三國志卷七 呂布臧洪傳第七 臧洪

臧洪

  • 臧洪、字は子源、広陵射陽の人。父の臧旻は匈奴中郎将・中山太守・太原太守を歴任した能吏であった(袁逢が西域の事情を尋ねた際、旻が三十六国から百余国への変遷まで詳しく答え「班固の西域伝に勝る」と称賛された逸話が伝わる)。洪は魁偉な体躯で孝廉に挙げられ郎となり、県長を経て太守張超の功曹となった。
  • 董卓が帝を殺し社稷を危うくすると、洪は超に義兵を勧め、超は兄張邈と諮り酸棗で会盟、諸州郡が譲り合う中で洪が壇に上り歃血して誓文を読み上げた。その辞気は聴く者を奮い立たせたという(この会盟に劉表が加わったとする『魏氏春秋』の記述を裴松之は事実誤認と指摘する)。しかし諸軍は進撃せぬまま糧が尽き散った。
  • 超は洪を大司馬劉虞のもとへ遣わしたが公孫瓚の乱で使命を果たせず、袁紹に重んじられ、青州刺史焦和の死後は紹の命で青州を治め二年で群盗を鎮めた功により東郡太守に転じた。

張超救援を巡る紹との決裂

  • 太祖が雍丘の張超を攻めた際、超は「臧洪だけが必ず助けに来る」と信じたが、紹の配下となっていた洪は紹に阻まれ間に合わず、超は一族もろとも滅ぼされた。

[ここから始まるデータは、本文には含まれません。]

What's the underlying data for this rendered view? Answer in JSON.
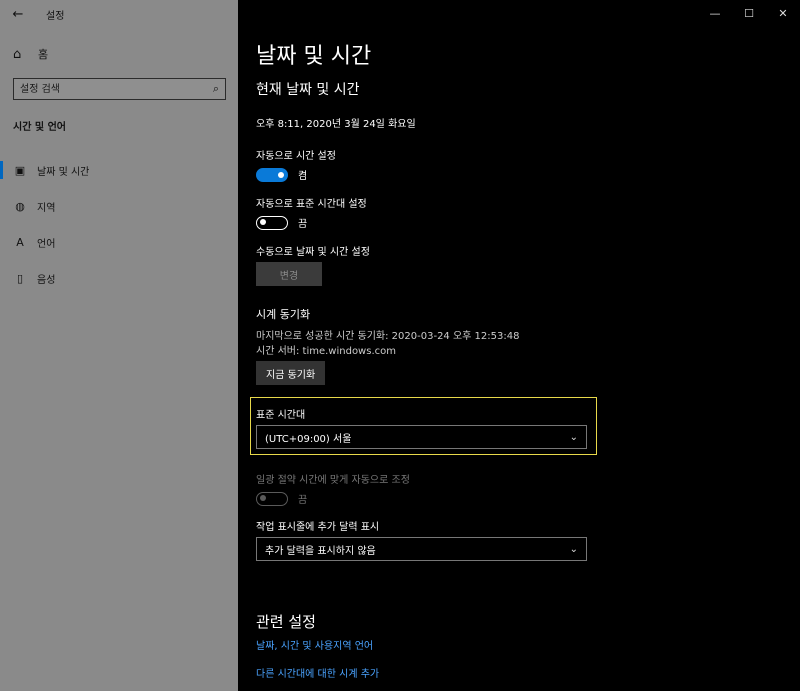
{
  "window": {
    "title": "설정",
    "controls": {
      "minimize": "—",
      "maximize": "☐",
      "close": "✕"
    }
  },
  "sidebar": {
    "home_label": "홈",
    "search_placeholder": "설정 검색",
    "section": "시간 및 언어",
    "items": [
      {
        "label": "날짜 및 시간",
        "icon": "calendar-clock-icon",
        "glyph": "▣",
        "selected": true
      },
      {
        "label": "지역",
        "icon": "globe-icon",
        "glyph": "◍",
        "selected": false
      },
      {
        "label": "언어",
        "icon": "language-icon",
        "glyph": "A",
        "selected": false
      },
      {
        "label": "음성",
        "icon": "microphone-icon",
        "glyph": "▯",
        "selected": false
      }
    ]
  },
  "main": {
    "page_title": "날짜 및 시간",
    "sub_title": "현재 날짜 및 시간",
    "current_datetime": "오후 8:11, 2020년 3월 24일 화요일",
    "auto_time": {
      "label": "자동으로 시간 설정",
      "state": "켬",
      "on": true
    },
    "auto_timezone": {
      "label": "자동으로 표준 시간대 설정",
      "state": "끔",
      "on": false
    },
    "manual": {
      "label": "수동으로 날짜 및 시간 설정",
      "button": "변경"
    },
    "sync": {
      "title": "시계 동기화",
      "last_sync": "마지막으로 성공한 시간 동기화: 2020-03-24 오후 12:53:48",
      "server": "시간 서버: time.windows.com",
      "button": "지금 동기화"
    },
    "timezone": {
      "label": "표준 시간대",
      "value": "(UTC+09:00) 서울"
    },
    "dst": {
      "label": "일광 절약 시간에 맞게 자동으로 조정",
      "state": "끔"
    },
    "calendar": {
      "label": "작업 표시줄에 추가 달력 표시",
      "value": "추가 달력을 표시하지 않음"
    },
    "related": {
      "title": "관련 설정",
      "links": [
        "날짜, 시간 및 사용지역 언어",
        "다른 시간대에 대한 시계 추가"
      ]
    }
  },
  "colors": {
    "accent": "#0a7ad8",
    "highlight": "#e8d94a",
    "link": "#4aa3ff",
    "sidebar_bg": "#8a8a8a"
  }
}
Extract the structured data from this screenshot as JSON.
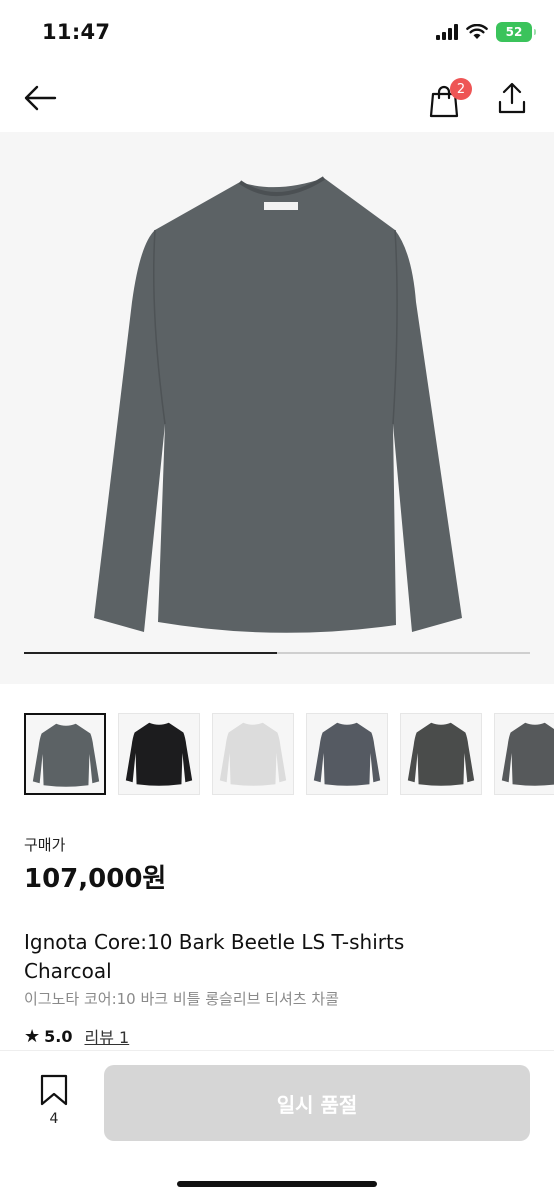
{
  "status_bar": {
    "time": "11:47",
    "battery": "52"
  },
  "nav": {
    "cart_count": "2"
  },
  "gallery": {
    "progress": 0.5,
    "selected_index": 0
  },
  "thumbnails": [
    {
      "color": "#5c6265"
    },
    {
      "color": "#1c1c1e"
    },
    {
      "color": "#dcdcdc"
    },
    {
      "color": "#555a62"
    },
    {
      "color": "#4a4c4b"
    },
    {
      "color": "#56595b"
    }
  ],
  "product": {
    "price_label": "구매가",
    "price": "107,000원",
    "title_en": "Ignota Core:10 Bark Beetle LS T-shirts Charcoal",
    "title_ko": "이그노타 코어:10 바크 비틀 롱슬리브 티셔츠 차콜",
    "rating": "5.0",
    "review_label": "리뷰 1"
  },
  "bottom": {
    "bookmark_count": "4",
    "soldout_label": "일시 품절"
  },
  "colors": {
    "garment": "#5c6265",
    "soldout": "#d6d6d6",
    "badge": "#ee5555"
  }
}
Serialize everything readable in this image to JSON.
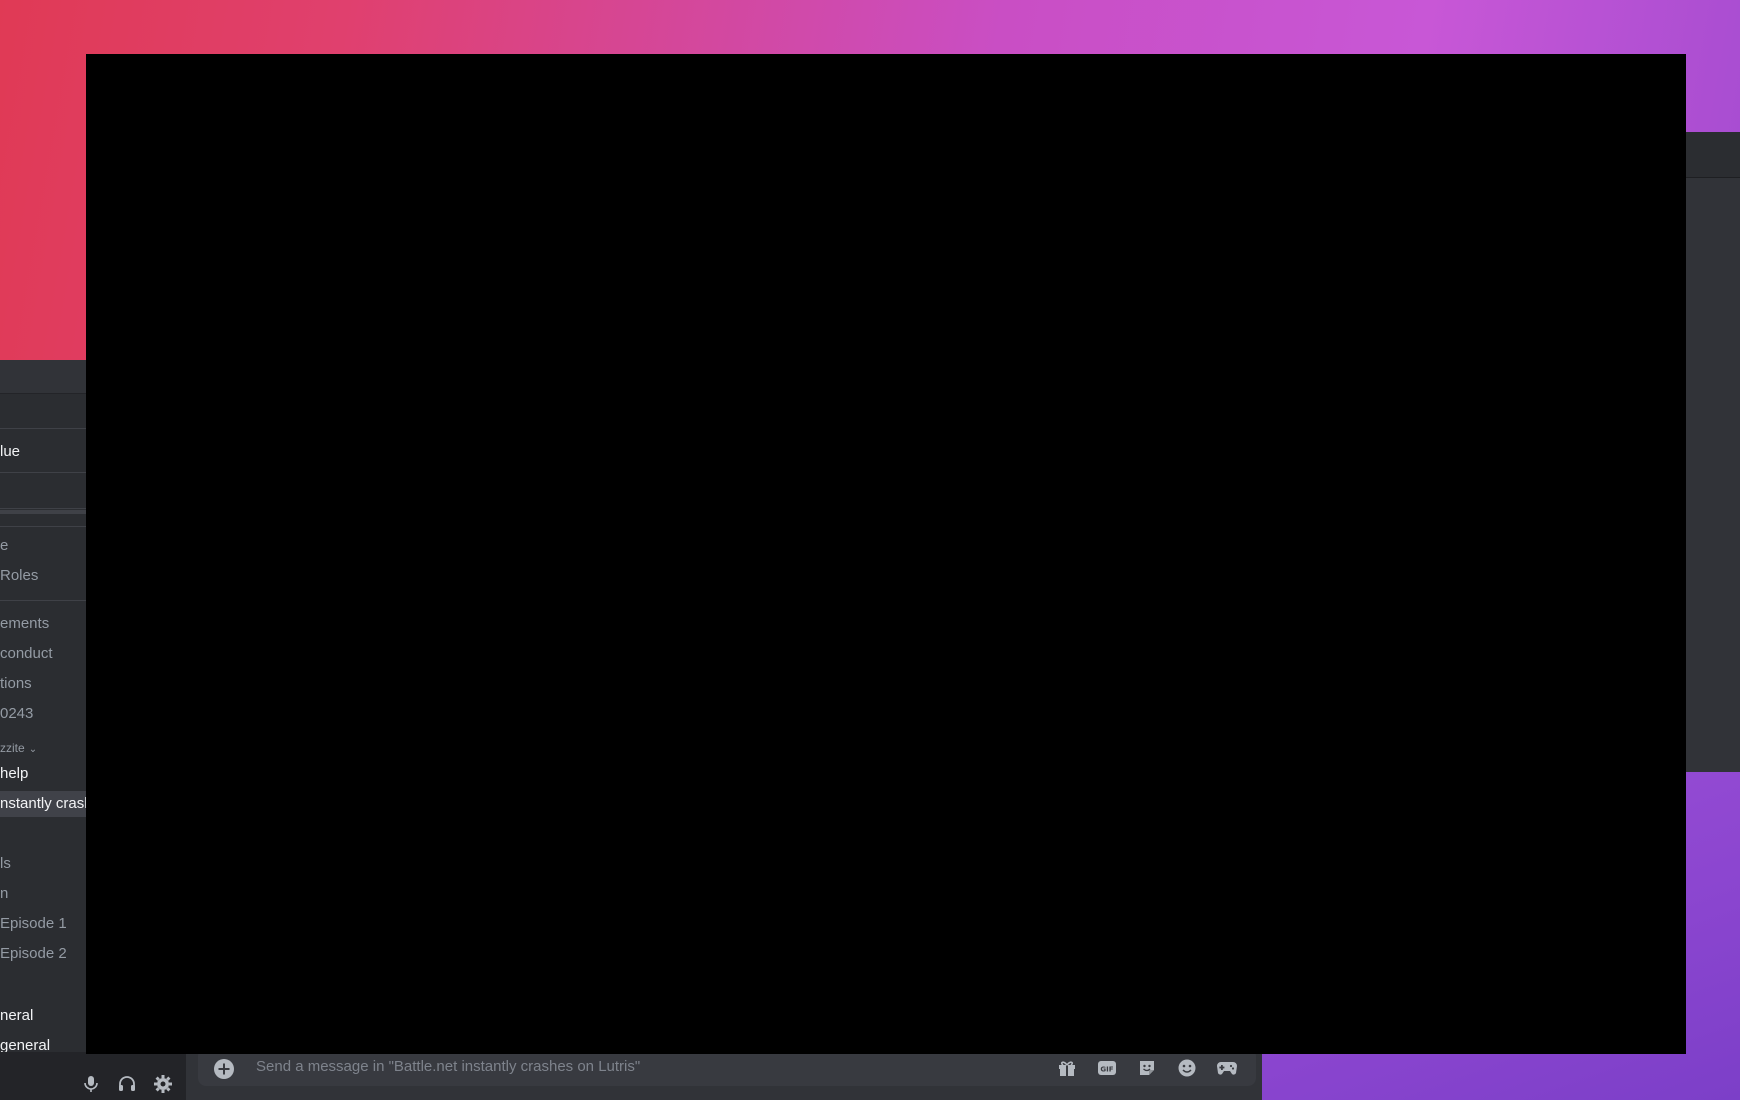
{
  "sidebar": {
    "items": [
      {
        "label": "lue",
        "style": "bright"
      },
      {
        "label": "e",
        "style": "dim"
      },
      {
        "label": "Roles",
        "style": "dim"
      },
      {
        "label": "ements",
        "style": "dim"
      },
      {
        "label": "conduct",
        "style": "dim"
      },
      {
        "label": "tions",
        "style": "dim"
      },
      {
        "label": "0243",
        "style": "dim"
      },
      {
        "label": "help",
        "style": "bright"
      },
      {
        "label": "nstantly crasl",
        "style": "selected"
      },
      {
        "label": "ls",
        "style": "dim"
      },
      {
        "label": "n",
        "style": "dim"
      },
      {
        "label": "Episode 1",
        "style": "dim"
      },
      {
        "label": "Episode 2",
        "style": "dim"
      },
      {
        "label": "neral",
        "style": "bright"
      },
      {
        "label": "general",
        "style": "bright"
      }
    ],
    "category": "zzite"
  },
  "user_panel": {
    "icons": [
      "microphone-icon",
      "headphones-icon",
      "gear-icon"
    ]
  },
  "composer": {
    "placeholder": "Send a message in \"Battle.net instantly crashes on Lutris\"",
    "buttons": [
      "gift-icon",
      "gif-icon",
      "sticker-icon",
      "emoji-icon",
      "activities-icon"
    ]
  },
  "colors": {
    "overlay": "#000000",
    "sidebar_bg": "#2b2d31",
    "chat_bg": "#313338",
    "composer_bg": "#383a40"
  }
}
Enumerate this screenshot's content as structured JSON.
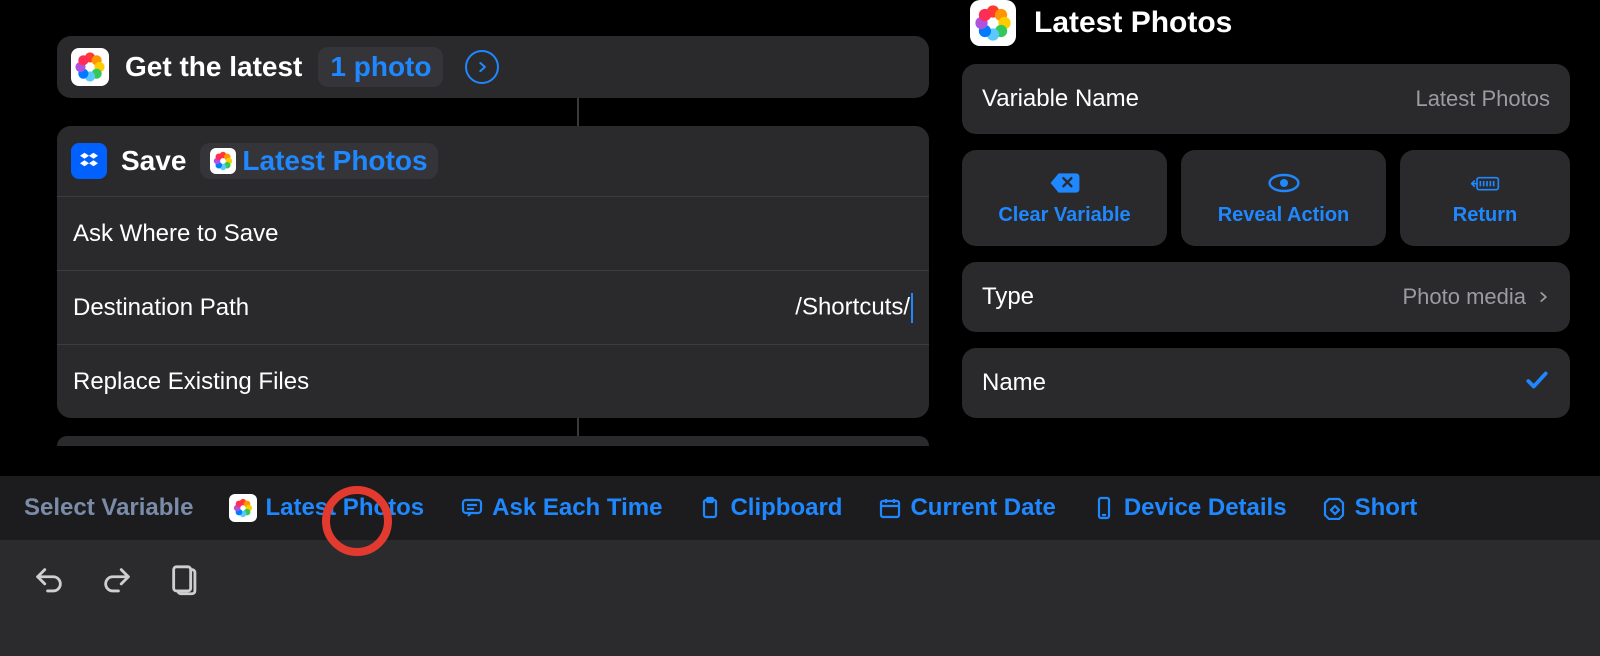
{
  "action_get": {
    "prefix": "Get the latest",
    "count_label": "1 photo"
  },
  "action_save": {
    "verb": "Save",
    "token": "Latest Photos",
    "rows": {
      "ask_where": "Ask Where to Save",
      "dest_label": "Destination Path",
      "dest_value": "/Shortcuts/",
      "replace": "Replace Existing Files"
    }
  },
  "panel": {
    "title": "Latest Photos",
    "varname_label": "Variable Name",
    "varname_value": "Latest Photos",
    "buttons": {
      "clear": "Clear Variable",
      "reveal": "Reveal Action",
      "return": "Return"
    },
    "type_label": "Type",
    "type_value": "Photo media",
    "name_label": "Name"
  },
  "varbar": {
    "select": "Select Variable",
    "latest": "Latest Photos",
    "ask": "Ask Each Time",
    "clipboard": "Clipboard",
    "date": "Current Date",
    "device": "Device Details",
    "short": "Short"
  }
}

洪はこれを怨み紹との関係を絶ち、紹が洪の東郡を攻囲すると、紹配下の陳琳が禍福を説く書を送ったが、洪は長文の返書で、旧友としての情誼と君臣・忠孝の道の間で苦悩しつつも、既に「収涙告絶」した以上は節を曲げないと述べ、張景明・呂布・劉子璜ら紹に用いられながら報われなかった者たちの例を引いて紹の非情を批判し、黒山の張燕らとの連携も辞さぬ決意を示した。

籠城と最期

  • 紹は洪に降意なしと知り攻囲を強め、城中の糧が尽きると洪は「袁氏は無道で、我が郡将を救わなかった。義において死なざるを得ないが、諸君に累を及ぼす理由はない、城が落ちる前に妻子を連れて出よ」と諭したが、吏士は皆涙して離れなかった。鼠や獣の筋角まで食い尽くし、主簿が差し出した米三斗の粥も皆で分かち合い、自らの愛妾を殺して将士に食べさせたため、涙を流さぬ者はなかった。男女七八千人が相枕して死んでも離反する者はなかったという。
  • 城が陥ちると紹は洪を生け捕り、諸将を集めた席で「臧洪、なぜ私に背いたのか、今日は服したか」と問うたが、洪は「袁氏は漢に厚恩を受けながら王室を支えず非望を企てた、私は張陳留を兄と仰いだ以上あなたの府君(張超)とも兄弟のはず、なぜそれを見殺しにしたのか」と怒りをぶつけ服従を拒み、紹は結局洪を殺した。同郡の陳容も洪を弁護して紹に殺され、その場に居合わせた者は皆「なぜ一日に二人の烈士を殺すのか」と嘆いたという。洪が救援に遣わした二人の司馬も、戻った時には城が落ちていたため敵中に赴いて死んだ。

作者評価

  • 評に曰く、呂布は虎のごとき勇を持ちながら優れた智略を欠き、軽薄で節操なく利のみを追った。古来これほど滅びを免れなかった者はいない。かつて光武帝が龐萌を見誤り、太祖もまた張邈に欺かれたように、人を知ることの難しさは帝者にも及ぶという。陳登・臧洪はいずれも雄々しい気概と壮烈な節義を備えたが、登は功業半ばで早世し、洪は兵弱くして志を遂げられなかった、惜しむべきことである。